Bugün gazetede ‘Milliyetçi Antalyaspor Taraftarları’ ile yaptığımız söyleşiyi okuyacaksınız.
Azra bebek ile gündeme gelen bu topluluk, aslında futbolu sadece, futbol olmaktan çoktan çıkarmışlar bile.
Sonuca odaklı olmayan, skora bağlı taraftarlık yapmayan, futbolu bilen, futbola farklı bakış açılarıyla bakan, hepimizin bildiği ya da alışık olmadığı taraftar profilleri var.
Yani ortak payeleri Antalyaspor olmasına karşın, aynı zamanda da yardıma muhtaç herkesin yanında olmaya gayret gösteriyorlar.
Aynı zamanda da Antalyaspor taraftarlığının önemini, Antalyasporlu olmanın gururunu küçük yaştaki futbolseverlere anlatmaya ve Antalyaspor sevgisini aşılamaya çalışıyorlar.
Antalyaspor’un gölgesi altında toplanıp, sosyal sorumluluk projelerinde yer alıyorlar.
Genel Yayın Yönetmenimiz Ebru Küçükaydın’ın kendileri ile yaptığı keyifli futbol sohbetini de görünce, onların ne kadar doğru yolda olduklarını daha iyi anladım.
Onlar Antalyaspor’un milliyetçileri.
Antalya’da sadece Antalyaspor’un olduğuna inanan, başka takım tutmanın gereksiz ve anlamsız olduğunu düşünen insanlar.

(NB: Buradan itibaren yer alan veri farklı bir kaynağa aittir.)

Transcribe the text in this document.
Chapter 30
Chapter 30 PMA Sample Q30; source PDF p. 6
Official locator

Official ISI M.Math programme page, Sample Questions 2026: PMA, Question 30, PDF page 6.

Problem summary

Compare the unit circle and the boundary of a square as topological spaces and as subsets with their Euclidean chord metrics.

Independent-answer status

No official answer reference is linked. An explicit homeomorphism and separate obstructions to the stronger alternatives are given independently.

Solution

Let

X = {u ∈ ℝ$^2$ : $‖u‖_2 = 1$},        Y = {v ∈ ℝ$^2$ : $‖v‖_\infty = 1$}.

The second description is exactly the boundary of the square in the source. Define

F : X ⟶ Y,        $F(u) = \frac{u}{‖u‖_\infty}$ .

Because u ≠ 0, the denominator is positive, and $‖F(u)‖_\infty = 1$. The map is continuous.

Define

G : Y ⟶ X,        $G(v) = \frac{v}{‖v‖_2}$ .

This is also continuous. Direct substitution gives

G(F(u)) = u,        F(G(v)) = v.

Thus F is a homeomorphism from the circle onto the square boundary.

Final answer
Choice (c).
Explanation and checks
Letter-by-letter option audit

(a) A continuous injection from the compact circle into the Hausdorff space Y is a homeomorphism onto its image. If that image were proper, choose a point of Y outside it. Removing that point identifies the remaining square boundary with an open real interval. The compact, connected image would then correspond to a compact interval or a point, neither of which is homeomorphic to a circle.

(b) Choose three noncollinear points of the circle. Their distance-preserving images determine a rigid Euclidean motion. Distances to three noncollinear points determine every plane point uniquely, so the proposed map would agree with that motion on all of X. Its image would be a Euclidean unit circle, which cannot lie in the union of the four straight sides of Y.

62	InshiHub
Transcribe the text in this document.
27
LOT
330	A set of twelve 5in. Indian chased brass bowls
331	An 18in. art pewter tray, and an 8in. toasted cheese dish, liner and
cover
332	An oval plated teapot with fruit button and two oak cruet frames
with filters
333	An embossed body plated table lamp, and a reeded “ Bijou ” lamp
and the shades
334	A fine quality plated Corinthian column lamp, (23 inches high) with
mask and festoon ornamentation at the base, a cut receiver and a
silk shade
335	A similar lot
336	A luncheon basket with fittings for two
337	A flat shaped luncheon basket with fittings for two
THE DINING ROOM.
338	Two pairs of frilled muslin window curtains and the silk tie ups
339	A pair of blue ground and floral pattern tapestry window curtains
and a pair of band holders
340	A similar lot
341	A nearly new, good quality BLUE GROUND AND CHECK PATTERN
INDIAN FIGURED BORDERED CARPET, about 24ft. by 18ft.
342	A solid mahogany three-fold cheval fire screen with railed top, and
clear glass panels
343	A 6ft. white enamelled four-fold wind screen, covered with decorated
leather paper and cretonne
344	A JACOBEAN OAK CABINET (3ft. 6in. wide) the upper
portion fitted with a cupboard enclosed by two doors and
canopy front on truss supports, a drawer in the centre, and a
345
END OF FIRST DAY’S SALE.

Taraftarlığın sadece stadyumda tezahürat yapmak olmadığını, aynı zamanda da sosyal sorumluluk projeleriyle de gündeme gelmek olduğunu herkese anlatmaya çalışıyorlar.
İnsanların çocuklarını korku ile değil, gönül rahatlığıyla maçlara göndermesini hedefliyorlar.
Stadyumların savaş alanları değil, birer spor merkezleri olduğunu söylüyorlar.
Çokta haklı değiller mi?
Ben kendi adıma onlarla tanışmaktan, sohbet etmekten büyük mutluluk duydum.
Çünkü Halil Küçükkara, Okan Akçay, Adem Ekşioğlu ve Özgehan Çelikkaya gibi bilinçli taraftarlar bu kentte arttıkça, hem Antalyaspor seyircisi çoğalır, hem de Antalyaspor yurdun dört bir yanında konuşulmaya başlar.
Tek isteğim ise onların sosyal sorumluluk projelerinin destek görmesi.
İşte belki de en zoru da bu ancak, bu şehirde iyi şeyler yapanları yalnız bırakmayan koca yürekli insanlar da vardır.